Algorithms Notes (2) - Recurrence Relations
Master Theorem
Basic assumptions
The master theorem would describe a recursive problem into a following procedures:
- We have a procedure $P$ and an input $x$ of size $n$.
- If $n <$ some constant $k$, solve $x$ directly without recursion.
- Else, create $a$ subproblems of $x$, each having size of $n/b$. Call $P$ on each subproblems and mergee the resuts from the subproblems.
Thus, the runtime of an algorithm can be expressed as follows:
\[T(n)=a\cdot T(\frac{n}{b})+f(n),\]where $f(n)$ is the time to create and combine their results in the above procedure.
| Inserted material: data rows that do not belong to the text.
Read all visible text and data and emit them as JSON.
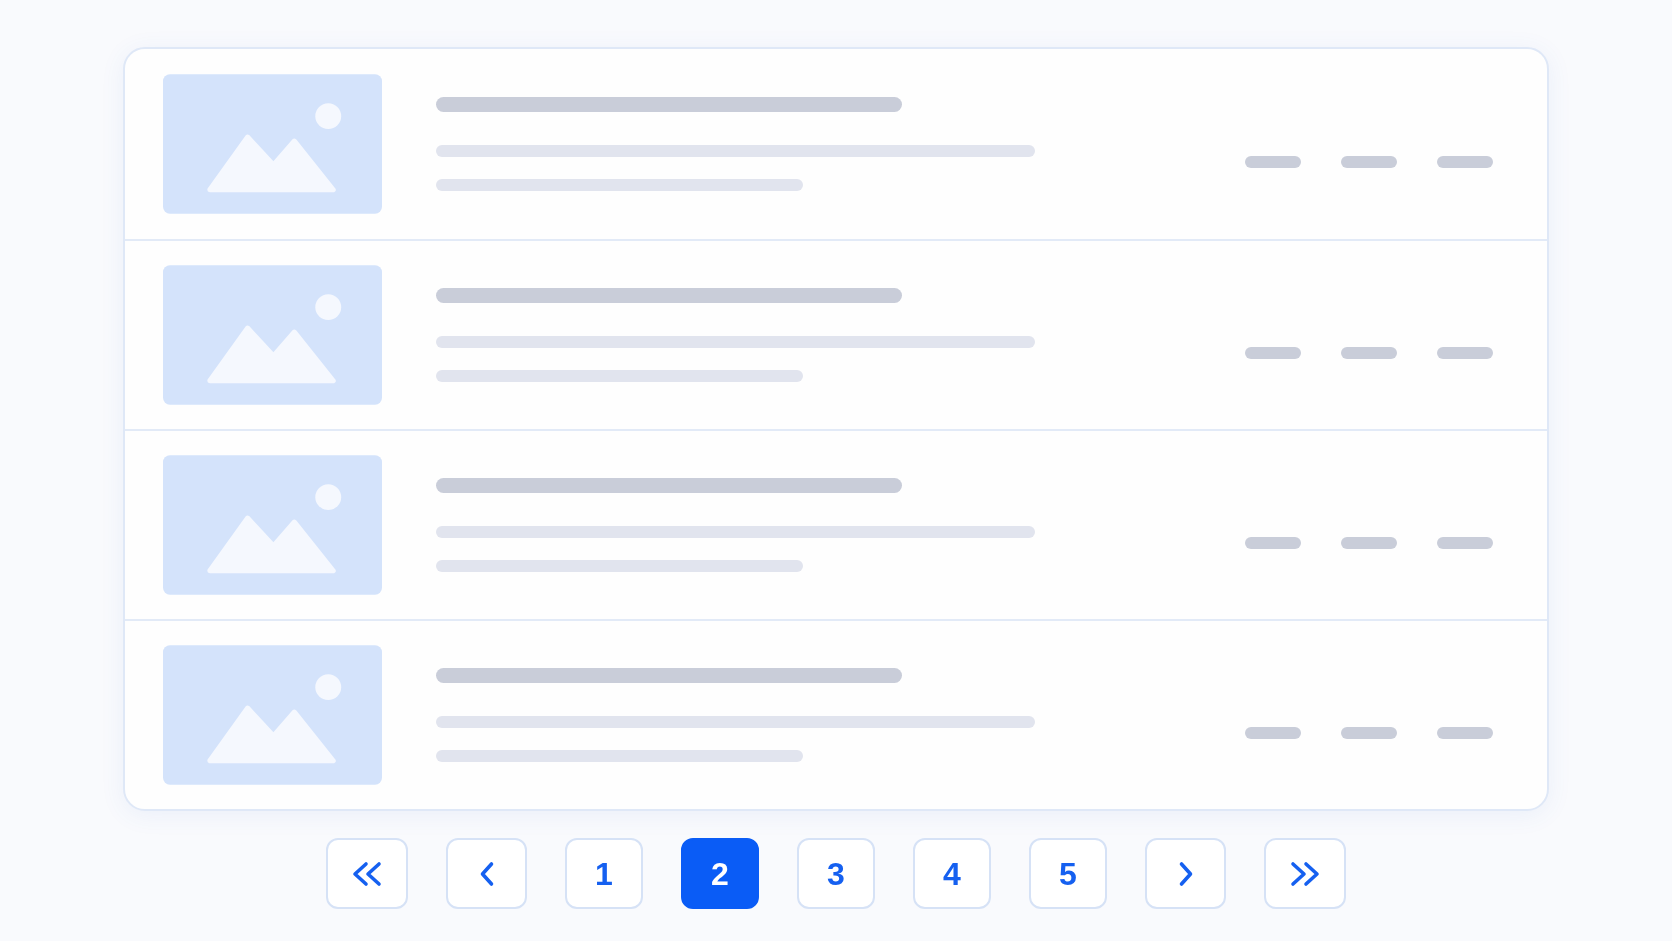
{
  "list": {
    "rows": [
      {
        "kind": "skeleton"
      },
      {
        "kind": "skeleton"
      },
      {
        "kind": "skeleton"
      },
      {
        "kind": "skeleton"
      }
    ]
  },
  "pagination": {
    "buttons": [
      {
        "kind": "first"
      },
      {
        "kind": "previous"
      },
      {
        "kind": "page",
        "label": "1",
        "selected": false
      },
      {
        "kind": "page",
        "label": "2",
        "selected": true
      },
      {
        "kind": "page",
        "label": "3",
        "selected": false
      },
      {
        "kind": "page",
        "label": "4",
        "selected": false
      },
      {
        "kind": "page",
        "label": "5",
        "selected": false
      },
      {
        "kind": "next"
      },
      {
        "kind": "last"
      }
    ]
  }
}
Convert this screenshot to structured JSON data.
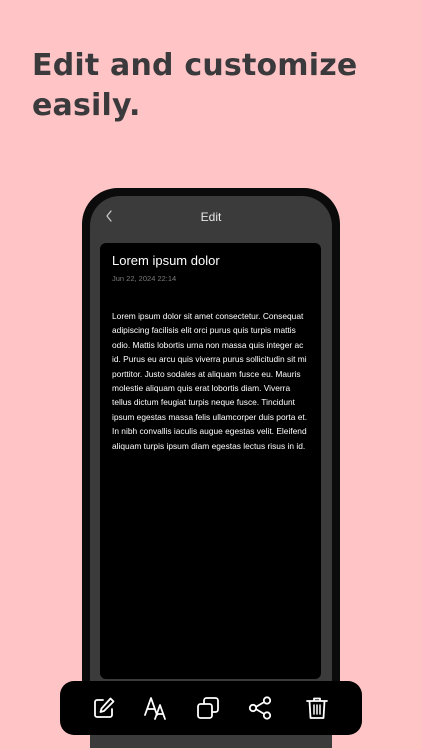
{
  "headline": "Edit and customize easily.",
  "screen": {
    "nav": {
      "back_icon": "chevron-left-icon",
      "title": "Edit"
    },
    "note": {
      "title": "Lorem ipsum dolor",
      "date": "Jun 22, 2024 22:14",
      "body": "Lorem ipsum dolor sit amet consectetur. Consequat adipiscing facilisis elit orci purus quis turpis mattis odio. Mattis lobortis urna non massa quis integer ac id. Purus eu arcu quis viverra purus sollicitudin sit mi porttitor. Justo sodales at aliquam fusce eu. Mauris molestie aliquam quis erat lobortis diam. Viverra tellus dictum feugiat turpis neque fusce. Tincidunt ipsum egestas massa felis ullamcorper duis porta et. In nibh convallis iaculis augue egestas velit. Eleifend aliquam turpis ipsum diam egestas lectus risus in id."
    }
  },
  "toolbar": {
    "items": [
      "edit-icon",
      "font-size-icon",
      "copy-icon",
      "share-icon",
      "trash-icon"
    ]
  },
  "colors": {
    "background": "#ffc4c6",
    "headline": "#3a3a3c",
    "phone_frame": "#0b0b0b",
    "screen": "#3b3b3b",
    "note_card": "#000000",
    "toolbar": "#000000",
    "icon": "#ffffff"
  }
}
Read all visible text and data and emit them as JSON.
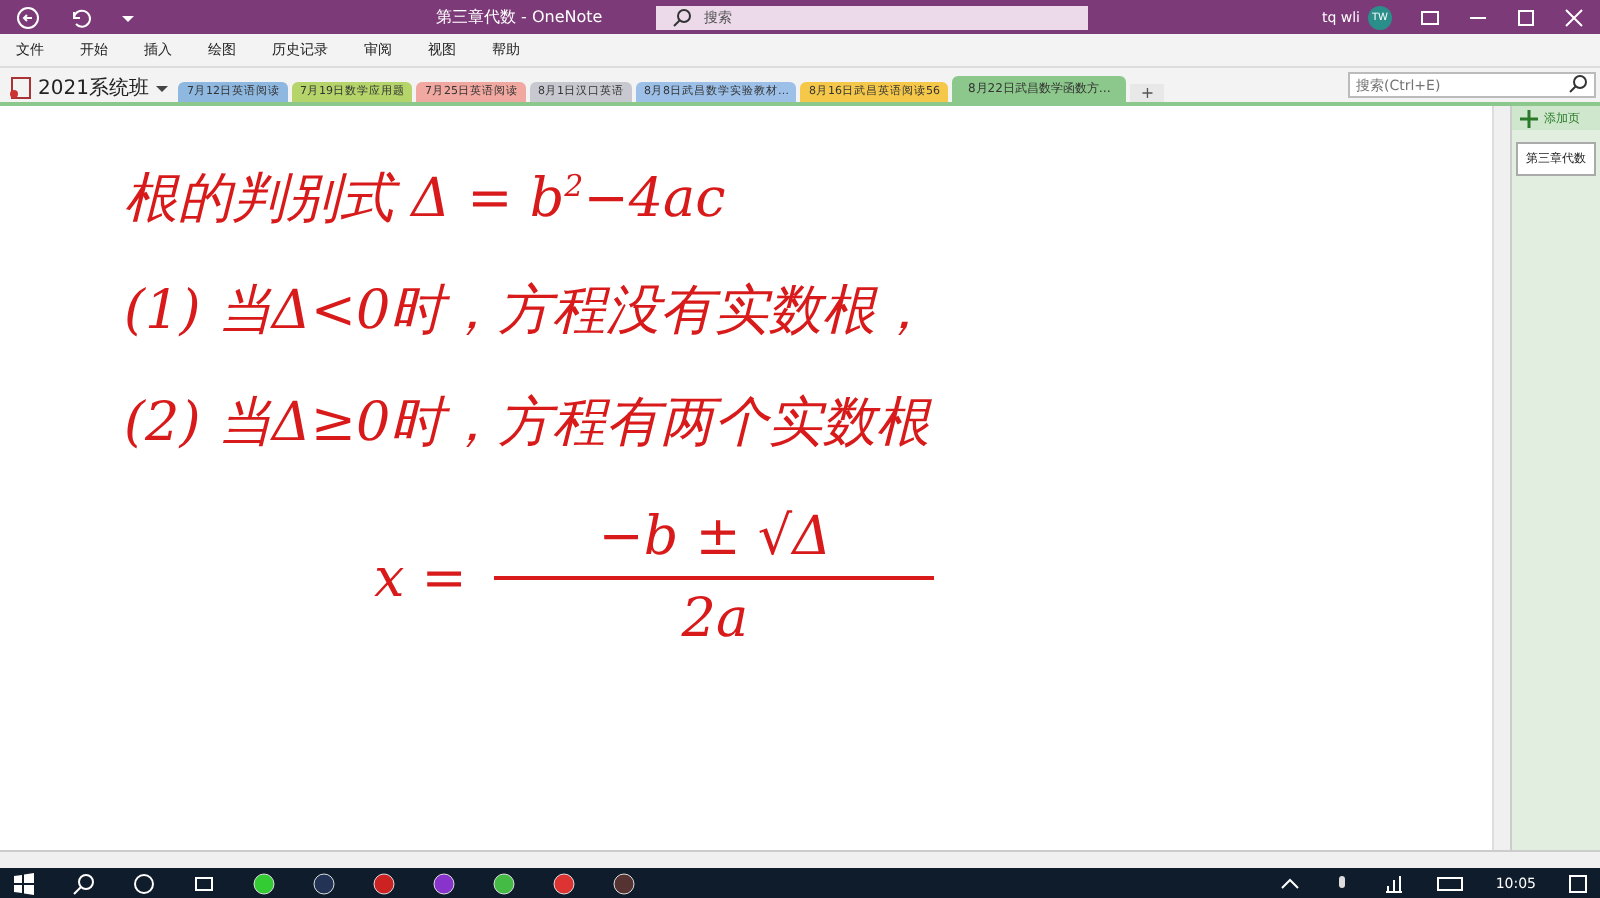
{
  "window": {
    "title": "第三章代数 - OneNote",
    "search": {
      "placeholder": "搜索"
    },
    "user": "tq wli",
    "avatar": "TW"
  },
  "menu": [
    {
      "label": "文件"
    },
    {
      "label": "开始"
    },
    {
      "label": "插入"
    },
    {
      "label": "绘图"
    },
    {
      "label": "历史记录"
    },
    {
      "label": "审阅"
    },
    {
      "label": "视图"
    },
    {
      "label": "帮助"
    }
  ],
  "notebook": {
    "name": "2021系统班"
  },
  "sections": [
    {
      "label": "7月12日英语阅读",
      "color": "#8fb8e0",
      "selected": false
    },
    {
      "label": "7月19日数学应用题",
      "color": "#b5d56b",
      "selected": false
    },
    {
      "label": "7月25日英语阅读",
      "color": "#f0a8a0",
      "selected": false
    },
    {
      "label": "8月1日汉口英语",
      "color": "#c8c8d0",
      "selected": false
    },
    {
      "label": "8月8日武昌数学实验教材…",
      "color": "#9cc0e8",
      "selected": false
    },
    {
      "label": "8月16日武昌英语阅读56",
      "color": "#f5c84a",
      "selected": false
    },
    {
      "label": "8月22日武昌数学函数方…",
      "color": "#8cc88c",
      "selected": true
    }
  ],
  "add_section": "+",
  "section_search": {
    "placeholder": "搜索(Ctrl+E)"
  },
  "ink": [
    {
      "kind": "line",
      "text": "根的判别式 Δ = b$^{2}$−4ac"
    },
    {
      "kind": "line",
      "text": "(1) 当Δ<0时，方程没有实数根，"
    },
    {
      "kind": "line",
      "text": "(2) 当Δ≥0时，方程有两个实数根"
    },
    {
      "kind": "fraction",
      "lhs": "x =",
      "numerator": "−b ± √Δ",
      "denominator": "2a"
    }
  ],
  "pages": {
    "add": "添加页",
    "items": [
      {
        "label": "第三章代数",
        "selected": true
      }
    ]
  },
  "taskbar": {
    "time": "10:05"
  }
}
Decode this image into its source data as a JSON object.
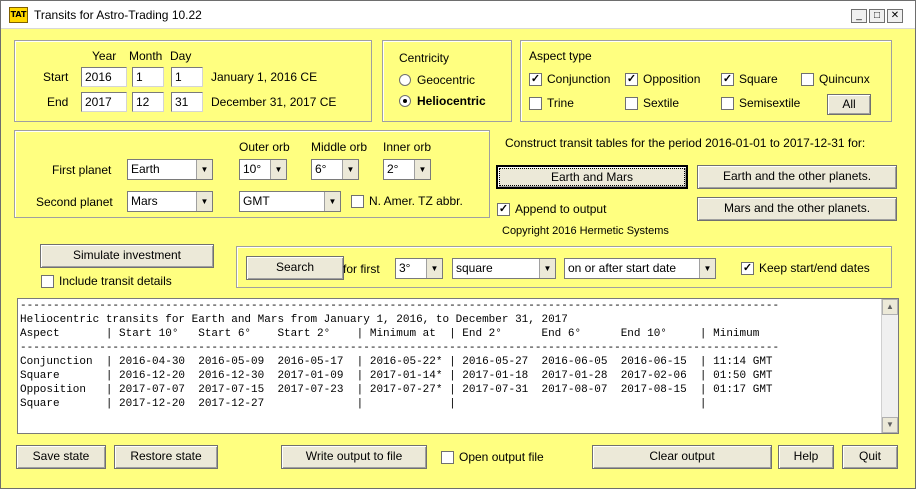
{
  "window": {
    "icon_text": "TAT",
    "title": "Transits for Astro-Trading 10.22",
    "minimize": "_",
    "maximize": "□",
    "close": "✕"
  },
  "dates": {
    "col_year": "Year",
    "col_month": "Month",
    "col_day": "Day",
    "start_label": "Start",
    "end_label": "End",
    "start_year": "2016",
    "start_month": "1",
    "start_day": "1",
    "start_text": "January 1, 2016 CE",
    "end_year": "2017",
    "end_month": "12",
    "end_day": "31",
    "end_text": "December 31, 2017 CE"
  },
  "centricity": {
    "title": "Centricity",
    "geocentric": "Geocentric",
    "heliocentric": "Heliocentric",
    "selected": "heliocentric"
  },
  "aspect_type": {
    "title": "Aspect type",
    "conjunction": "Conjunction",
    "opposition": "Opposition",
    "square": "Square",
    "quincunx": "Quincunx",
    "trine": "Trine",
    "sextile": "Sextile",
    "semisextile": "Semisextile",
    "all_button": "All",
    "checked_mark": "✓"
  },
  "planets": {
    "first_label": "First planet",
    "first_value": "Earth",
    "second_label": "Second planet",
    "second_value": "Mars",
    "outer_orb_label": "Outer orb",
    "outer_orb": "10°",
    "middle_orb_label": "Middle orb",
    "middle_orb": "6°",
    "inner_orb_label": "Inner orb",
    "inner_orb": "2°",
    "timezone": "GMT",
    "tz_abbr_label": "N. Amer. TZ abbr."
  },
  "construct": {
    "text": "Construct transit tables for the period 2016-01-01 to 2017-12-31 for:",
    "earth_mars": "Earth and Mars",
    "earth_others": "Earth and the other planets.",
    "mars_others": "Mars and the other planets.",
    "append_label": "Append to output",
    "copyright": "Copyright 2016 Hermetic Systems"
  },
  "simulate": {
    "button": "Simulate investment",
    "details_label": "Include transit details"
  },
  "search": {
    "button": "Search",
    "for_first": "for first",
    "orb": "3°",
    "aspect": "square",
    "when": "on or after start date",
    "keep_dates_label": "Keep start/end dates"
  },
  "output": {
    "lines": [
      "-------------------------------------------------------------------------------------------------------------------",
      "Heliocentric transits for Earth and Mars from January 1, 2016, to December 31, 2017",
      "Aspect       | Start 10°   Start 6°    Start 2°    | Minimum at  | End 2°      End 6°      End 10°     | Minimum",
      "-------------------------------------------------------------------------------------------------------------------",
      "Conjunction  | 2016-04-30  2016-05-09  2016-05-17  | 2016-05-22* | 2016-05-27  2016-06-05  2016-06-15  | 11:14 GMT",
      "Square       | 2016-12-20  2016-12-30  2017-01-09  | 2017-01-14* | 2017-01-18  2017-01-28  2017-02-06  | 01:50 GMT",
      "Opposition   | 2017-07-07  2017-07-15  2017-07-23  | 2017-07-27* | 2017-07-31  2017-08-07  2017-08-15  | 01:17 GMT",
      "Square       | 2017-12-20  2017-12-27              |             |                                     |"
    ]
  },
  "footer": {
    "save_state": "Save state",
    "restore_state": "Restore state",
    "write_output": "Write output to file",
    "open_output_label": "Open output file",
    "clear_output": "Clear output",
    "help": "Help",
    "quit": "Quit"
  }
}
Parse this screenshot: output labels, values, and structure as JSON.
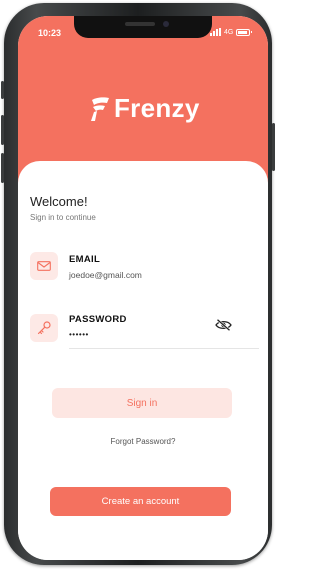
{
  "status_bar": {
    "time": "10:23",
    "network": "4G"
  },
  "brand": {
    "name": "Frenzy",
    "color": "#f4715f"
  },
  "welcome": {
    "title": "Welcome!",
    "subtitle": "Sign in to continue"
  },
  "email": {
    "label": "EMAIL",
    "value": "joedoe@gmail.com",
    "icon": "mail-icon"
  },
  "password": {
    "label": "PASSWORD",
    "value": "••••••",
    "icon": "key-icon",
    "toggle_icon": "eye-slash-icon"
  },
  "actions": {
    "sign_in_label": "Sign in",
    "forgot_label": "Forgot Password?",
    "create_account_label": "Create an account"
  }
}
Crucially, $a$ and $b$ must not be depended on input size $n$. The theorem below also assumes that, as a base case for the recurrence, $T(n)=O(1)$ when $n$ is less than some bound $\kappa>0$. By using the Master Theorem, we do not have to expand the recursive relations many times but convert the recursive relation directly into a $\Theta$-notation.
Generic form
The Master Theorem has three regimes, based on the efficiency of the recurrence reduction. That is, whether the split and combination is going to be much more than size of subproblems. In other word, if we compare the work on $f(n)$ and the work of total subproblems. To simplify, we name critical component as
\[c_{crit}=\log_ba=\log(\text{number of subproblems})/\log(\text{relative subproblem size})\]Case | Description | Condition | Master Theorem Bound |
---|---|---|---|
1 | Work to split/recombine a problem is dwarfed by subproblems. | $f(n)=O(n^c)$, where $c<c_{crit}$ upper-bounded by a lesser exponent polynomial | $T(n)=\Theta(n^{c_{crit}})$ The splitting term does not appear; the recursive tree structure dominates. |
2 | Work to split/recombine a problem is comparable to subproblems. | $f(n)=\Theta(n^{c_{crit}}\log^kn)$, where $k\ge0$ rangebound by the critical-exponent polynomial, times zero or more optional logs | $T(n)=\Theta(n^{c_{crit}}\log^{k+1}n)$ The bound is the splitting term, where the log is augmented by a single power. |
3 | Work to split/recombine a problem dominates subproblems. | $f(n)=\Omega(n^c)$, where $c>c_{crit}$ lower-bounded by a greater-exponent polynomial | Doesn’t yield anything. Further more, if $af(\frac{n}{b})\le kf(n)$, for some constant $k<1$ and sufficiently large $n$, then the total is dominated by the splitting term. $T(n)=\Theta(f(n))$ |
However, not all recursive problems can be solved via the Master Theorem, such as $T(n)=T(n-1)+O(n/2)$.
Substitution Method
The main idea of the Substitution Method is quite simple - just using the mathematical induction. It has two steps:
- Guess the answer
- Prove it by induction
The key point here is that we’d better have a good guess. We can expand the expression a few more times to see if there is a potential pattern. And another fashion way is to draw a graph with the help of computers - whether the line is linear, polynomial or exponential.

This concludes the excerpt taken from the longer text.